The Extended Kalman Filter (EKF) is a nonlinear extension of the Kalman Filter that handles systems with nonlinear dynamics or measurement models. It linearizes the system around the current state estimate using first-order Taylor series expansion (Jacobian matrices) and then applies the standard Kalman Filter equations.

Core Idea

While the standard Kalman Filter only works for linear systems, the EKF approximates nonlinear systems by linearizing them at each time step. This makes it suitable for real-world problems like navigation, tracking, and robotics where dynamics are rarely perfectly linear.

AEGIS Application

In the AEGIS project, a 12-state Error-State EKF is used for state estimation during autonomous landing.
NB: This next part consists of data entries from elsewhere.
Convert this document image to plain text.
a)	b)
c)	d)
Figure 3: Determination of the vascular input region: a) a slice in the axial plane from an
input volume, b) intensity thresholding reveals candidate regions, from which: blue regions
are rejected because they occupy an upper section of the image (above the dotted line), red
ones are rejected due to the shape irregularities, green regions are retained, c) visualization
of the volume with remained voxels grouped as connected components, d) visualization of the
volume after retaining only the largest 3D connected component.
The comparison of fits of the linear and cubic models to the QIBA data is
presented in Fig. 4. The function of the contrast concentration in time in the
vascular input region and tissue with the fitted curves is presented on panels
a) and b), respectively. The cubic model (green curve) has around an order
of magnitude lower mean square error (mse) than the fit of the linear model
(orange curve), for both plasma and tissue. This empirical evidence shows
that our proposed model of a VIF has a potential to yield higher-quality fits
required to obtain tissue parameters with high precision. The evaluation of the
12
It estimates:

  • Position (3 states)
  • Velocity (3 states)
  • Gyroscope bias (3 states)
  • Accelerometer bias (3 states)

Key Features

  • Error-state formulation: Tracks errors from a nominal state rather than the full state, improving numerical stability
  • Adaptive process-noise scaling: The velocity-noise block is scaled based on kinematic acceleration magnitude to handle high-thrust transients
  • Sensor fusion: Combines IMU (gyroscope/accelerometer), altimeter, and velocimeter data
  • Dynamic gravity: Computed from body.gravitational_parameter / r² rather than hardcoded

The EKF Equations (at a glance)

Prediction:

  • x̂ₖ⁻ = f(x̂ₖ₋₁, uₖ)
  • Pₖ⁻ = Fₖ Pₖ₋₁ Fₖᵀ + Qₖ

Update:

  • Kₖ = Pₖ⁻ Hₖᵀ (Hₖ Pₖ⁻ Hₖᵀ + R)⁻¹
  • x̂ₖ = x̂ₖ⁻ + Kₖ (zₖ - h(x̂ₖ⁻))
  • Pₖ = (I - Kₖ Hₖ) Pₖ⁻

Where F and H are Jacobian matrices of the process and measurement models.

Sources

  • AEGIS Project (src/estimation/ekf.py)
  • Cornman, L. & Mei, G. Extended Kalman Filtering. Stanford University.